Among those jeopardized by the decision are an unknown number of the 113,000 Iowans and Nebraskans whose health is insured by the company, but who have not found a new insurer, and the agents and brokers who sold its insurance and haven't been paid commissions, in some cases for months. 

CoOportunity is a cooperative nonprofit insurer that entered the Iowa and Nebraska markets to provide competition under the Affordable Care Act. But its financing by the federal government, with loans and grants, proved inadequate to the costs of insuring those Iowans and Nebraskans who signed up in its first year of operation, most of them Nebraskans. Many of them were people who had no health insurance and were buying it on the federally run marketplace with subsidies from the government. 

"There is no expectation for additional cash inflow until the second half of 2015, and medical claims currently exceed cash on hand," the Iowa regulator said in an announcement. "This action is being taken to protect Iowans and Nebraskans to ensure that their medical providers and claims are paid by the state guaranty associations in Iowa and Nebraska." 

In Nebraska, the guaranty of claims set by law for insurers that fail is $500,000 per person. Nebraska Insurance Commissioner Bruce Ramge said the guaranty is adequate to cover those insured in Nebraska.  

“We want to ensure as seamless a transition as possible to other coverage and avoid any gaps in coverage,” said Iowa Insurance Commissioner Nick Gerhart. It isn't clear how many of those insured by CoOportunity have found other insurance since Gerhart's office took the company into rehabilitation on Christmas Eve.

In liquidation, his office will continue management of the company, maintain policyholder accounting, determine the company’s liabilities, liquidate assets, distribute proceeds from those assets in accordance with Iowa law and seek the dissolution of the company.

Among those who could make claims on assets are agents who sold the insurance and have not been paid commissions, agents like Kurt Kremke of Burwell. 

"I sold a boatload of CoOportunity," Kremke said. "Close to 300 individual policies, groups on top of that. A lot of lives. ... They were far and away the best value for people's dollar. It was too good to be true."

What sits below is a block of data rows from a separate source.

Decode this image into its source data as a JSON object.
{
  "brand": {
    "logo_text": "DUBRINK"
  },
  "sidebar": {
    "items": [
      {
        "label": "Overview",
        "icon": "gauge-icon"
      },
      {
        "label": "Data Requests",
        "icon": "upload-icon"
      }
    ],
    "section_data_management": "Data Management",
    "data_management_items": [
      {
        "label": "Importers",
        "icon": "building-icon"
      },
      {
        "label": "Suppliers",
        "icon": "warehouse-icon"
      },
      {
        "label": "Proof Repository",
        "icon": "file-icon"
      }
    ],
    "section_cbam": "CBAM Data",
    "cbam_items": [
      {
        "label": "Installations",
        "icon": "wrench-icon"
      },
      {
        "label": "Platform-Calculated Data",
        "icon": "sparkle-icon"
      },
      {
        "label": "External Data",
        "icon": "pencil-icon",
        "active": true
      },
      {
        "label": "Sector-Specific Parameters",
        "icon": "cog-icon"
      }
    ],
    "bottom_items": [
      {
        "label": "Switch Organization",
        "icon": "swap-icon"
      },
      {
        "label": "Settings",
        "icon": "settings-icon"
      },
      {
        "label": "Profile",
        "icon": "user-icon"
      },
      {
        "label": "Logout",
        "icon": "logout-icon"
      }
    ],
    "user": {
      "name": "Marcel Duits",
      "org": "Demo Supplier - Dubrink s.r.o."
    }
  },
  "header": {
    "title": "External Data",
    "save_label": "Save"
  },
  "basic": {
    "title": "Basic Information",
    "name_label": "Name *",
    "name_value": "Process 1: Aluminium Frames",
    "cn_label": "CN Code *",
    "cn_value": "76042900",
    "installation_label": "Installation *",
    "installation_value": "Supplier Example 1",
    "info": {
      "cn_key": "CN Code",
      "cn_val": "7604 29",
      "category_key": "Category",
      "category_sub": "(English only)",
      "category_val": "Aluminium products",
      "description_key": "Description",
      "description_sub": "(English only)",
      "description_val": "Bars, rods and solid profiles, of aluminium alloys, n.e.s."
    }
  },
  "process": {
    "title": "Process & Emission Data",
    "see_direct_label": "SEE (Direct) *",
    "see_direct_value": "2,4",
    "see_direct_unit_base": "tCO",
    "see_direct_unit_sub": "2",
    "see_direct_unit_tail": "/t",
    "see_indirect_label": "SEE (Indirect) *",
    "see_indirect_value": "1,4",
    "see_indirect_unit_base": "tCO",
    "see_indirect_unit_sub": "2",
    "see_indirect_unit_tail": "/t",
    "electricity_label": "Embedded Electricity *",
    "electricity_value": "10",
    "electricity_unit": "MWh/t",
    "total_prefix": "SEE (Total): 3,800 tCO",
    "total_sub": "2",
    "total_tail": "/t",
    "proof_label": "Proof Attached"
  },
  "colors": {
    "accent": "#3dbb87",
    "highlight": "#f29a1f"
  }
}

He assumed the ACA system would back up the Consumer Operated and Oriented Plans, such as CoOportunity Health and others.

"That was a big lie on my part that I assumed to be the truth," he said.

He and other agents put in thousands of hours finding insurance for their clients, Kremke said, because most people are unable to intelligently navigate, the program's website.

He is owed commissions going back months.

"I'm a small shop, two people plus me," Kremke said. "You take that money out of an agency, it makes it real tough."

Nebraska insurance professionals continue to point out that CoOportunity was denied continued federal financial support after signing up thousands more customers than co-ops in other states that have collected more money.

Gerhart's office said it expects to file a petition for liquidation next week. A hearing will occur in late February and an order to liquidate the company should take effect on Feb. 28, the Iowa office said. 

As he did earlier, when he attempted to rehabilitate the company, Gerhart strongly recommended Friday that people obtain other insurance coverage as soon as possible, because CoOportunity in liqudation will no longer be a qualified health plan after March 1. Open enrollment continues until Feb. 15.

Employers with coverage in the group market need to work with their agents to obtain other coverage as soon as possible, Gerhart said. Upon liquidation, groups will have 30 to 45 days to secure coverage.